Deloitte was commissioned by the Independent Directors to examine the valuation matters associated with the internalisation agreement. Deloitte has concluded that the internalisation is expected to be earnings per share accretive and accordingly is expected to provide a material net present value gain to shareholders. Deloitte has also determined that the purchase price is fair taking into account the very limited rights of termination in the existing management contract and the value benefits for shareholders from the transaction.

PFIM has provided management services for PFI since late 2011 and during that time has overseen growth in the value of properties under management to $1.1 billion (comprising 84 properties of which 70 are in Auckland) while also delivering growth in earnings per share, dividends per share and net tangible assets per share.

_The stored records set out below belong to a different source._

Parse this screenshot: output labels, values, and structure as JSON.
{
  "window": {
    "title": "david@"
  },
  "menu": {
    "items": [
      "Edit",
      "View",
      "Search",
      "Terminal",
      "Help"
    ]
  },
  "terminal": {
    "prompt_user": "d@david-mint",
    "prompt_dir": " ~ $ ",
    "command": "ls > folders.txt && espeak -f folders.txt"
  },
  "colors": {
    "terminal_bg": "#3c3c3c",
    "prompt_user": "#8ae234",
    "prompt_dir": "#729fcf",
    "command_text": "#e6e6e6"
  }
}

Peter Masfen, Chairman and Independent Director of PFI, said: “The internalisation agreement has been the result of a proactive and collaborative approach by the Board and PFIM and will ensure the full continuity of PFI’s successful business model and strategy, with the same people, the same processes and the same focus on delivering strong, stable shareholder returns.

“The existing PFIM management contract has very limited rights of termination, and internalisation will safeguard the retention of the current management team, which has significant experience and a deep understanding of the industrial property sector.

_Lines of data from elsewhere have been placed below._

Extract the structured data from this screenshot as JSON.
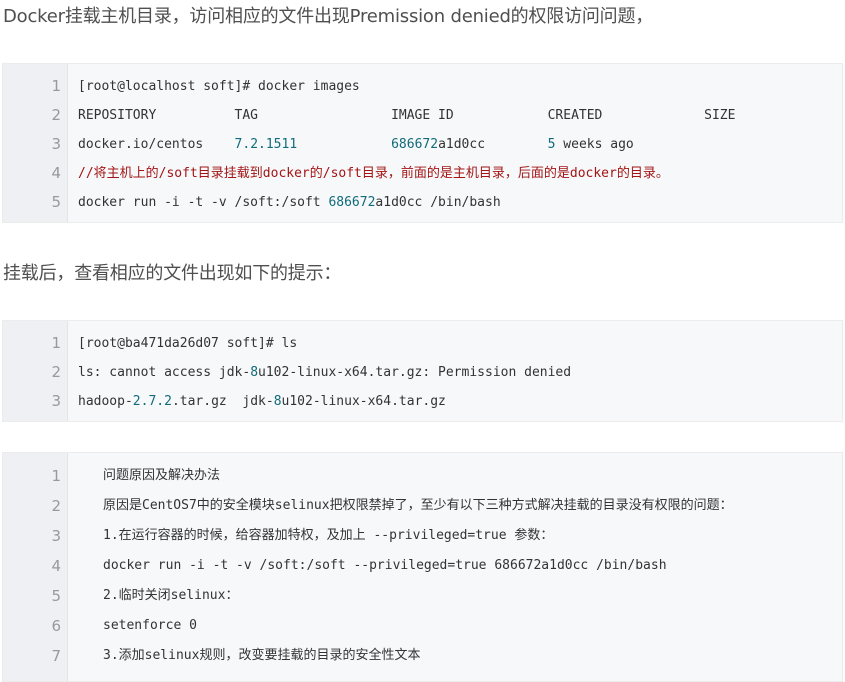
{
  "heading1": "Docker挂载主机目录，访问相应的文件出现Premission denied的权限访问问题，",
  "heading2": "挂载后，查看相应的文件出现如下的提示：",
  "block1": [
    {
      "n": "1",
      "parts": [
        {
          "t": "[root@localhost soft]# docker images",
          "c": ""
        }
      ]
    },
    {
      "n": "2",
      "parts": [
        {
          "t": "REPOSITORY          TAG                 IMAGE ID            CREATED             SIZE",
          "c": ""
        }
      ]
    },
    {
      "n": "3",
      "parts": [
        {
          "t": "docker.io/centos    ",
          "c": ""
        },
        {
          "t": "7.2.1511",
          "c": "num"
        },
        {
          "t": "            ",
          "c": ""
        },
        {
          "t": "686672",
          "c": "num"
        },
        {
          "t": "a1d0cc        ",
          "c": ""
        },
        {
          "t": "5",
          "c": "num"
        },
        {
          "t": " weeks ago",
          "c": ""
        }
      ]
    },
    {
      "n": "4",
      "parts": [
        {
          "t": "//将主机上的/soft目录挂载到docker的/soft目录，前面的是主机目录，后面的是docker的目录。",
          "c": "cmt"
        }
      ]
    },
    {
      "n": "5",
      "parts": [
        {
          "t": "docker run -i -t -v /soft:/soft ",
          "c": ""
        },
        {
          "t": "686672",
          "c": "num"
        },
        {
          "t": "a1d0cc /bin/bash",
          "c": ""
        }
      ]
    }
  ],
  "block2": [
    {
      "n": "1",
      "parts": [
        {
          "t": "[root@ba471da26d07 soft]# ls",
          "c": ""
        }
      ]
    },
    {
      "n": "2",
      "parts": [
        {
          "t": "ls: cannot access jdk-",
          "c": ""
        },
        {
          "t": "8",
          "c": "num"
        },
        {
          "t": "u102-linux-x64.tar.gz: Permission denied",
          "c": ""
        }
      ]
    },
    {
      "n": "3",
      "parts": [
        {
          "t": "hadoop-",
          "c": ""
        },
        {
          "t": "2.7.2",
          "c": "num"
        },
        {
          "t": ".tar.gz  jdk-",
          "c": ""
        },
        {
          "t": "8",
          "c": "num"
        },
        {
          "t": "u102-linux-x64.tar.gz",
          "c": ""
        }
      ]
    }
  ],
  "block3": [
    {
      "n": "1",
      "parts": [
        {
          "t": "问题原因及解决办法",
          "c": ""
        }
      ]
    },
    {
      "n": "2",
      "parts": [
        {
          "t": "原因是CentOS7中的安全模块selinux把权限禁掉了，至少有以下三种方式解决挂载的目录没有权限的问题：",
          "c": ""
        }
      ]
    },
    {
      "n": "3",
      "parts": [
        {
          "t": "1.在运行容器的时候，给容器加特权，及加上 --privileged=true 参数：",
          "c": ""
        }
      ]
    },
    {
      "n": "4",
      "parts": [
        {
          "t": "docker run -i -t -v /soft:/soft --privileged=true 686672a1d0cc /bin/bash",
          "c": ""
        }
      ]
    },
    {
      "n": "5",
      "parts": [
        {
          "t": "2.临时关闭selinux：",
          "c": ""
        }
      ]
    },
    {
      "n": "6",
      "parts": [
        {
          "t": "setenforce 0",
          "c": ""
        }
      ]
    },
    {
      "n": "7",
      "parts": [
        {
          "t": "3.添加selinux规则，改变要挂载的目录的安全性文本",
          "c": ""
        }
      ]
    }
  ]
}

“Post internalisation, the Board expects PFI to have one of the lowest management expense ratios in the New Zealand listed property sector. The Independent Directors unanimously support the internalisation and believe that it is in the best interests of shareholders.”

The internalisation agreement is conditional on approval by PFI shareholders and receipt by PFI of a binding ruling from the IRD confirming that the proportion of the payment to PFIM relating to the termination of the PFI 2

management contract is deductible for income tax purposes, implying a net cost for internalisation before transaction costs of $30.3 million. This payment will be funded by an expansion of PFI’s bank facilities, which will result in pro forma drawn bank debt of $364.7 million as at 31 December 2016 (which implies a pro forma gearing ratio of 33.7%1). To this end, a $50 million Institutional Credit facility has been established with ANZ. The facility expires on 31 July 2018 and ranks alongside PFI’s existing syndicated bank loan facility.

Northington Partners has been appointed to prepare an Independent Appraisal Report on the merits of the internalisation agreement and this report will be included in a Notice of Special Meeting which is expected to be sent to PFI shareholders in early June. The Special Meeting of shareholders is expected to be held in late June and, subject to receiving shareholder approval and a binding ruling from the IRD, settlement of the internalisation is expected to occur on 30 June 2017.

Forsyth Barr and Chapman Tripp have been appointed as financial advisor and legal advisor to the Independent Directors of PFI, respectively.

ENDS

1 Total debt / total property assets. Pro forma as at 31 December 2016.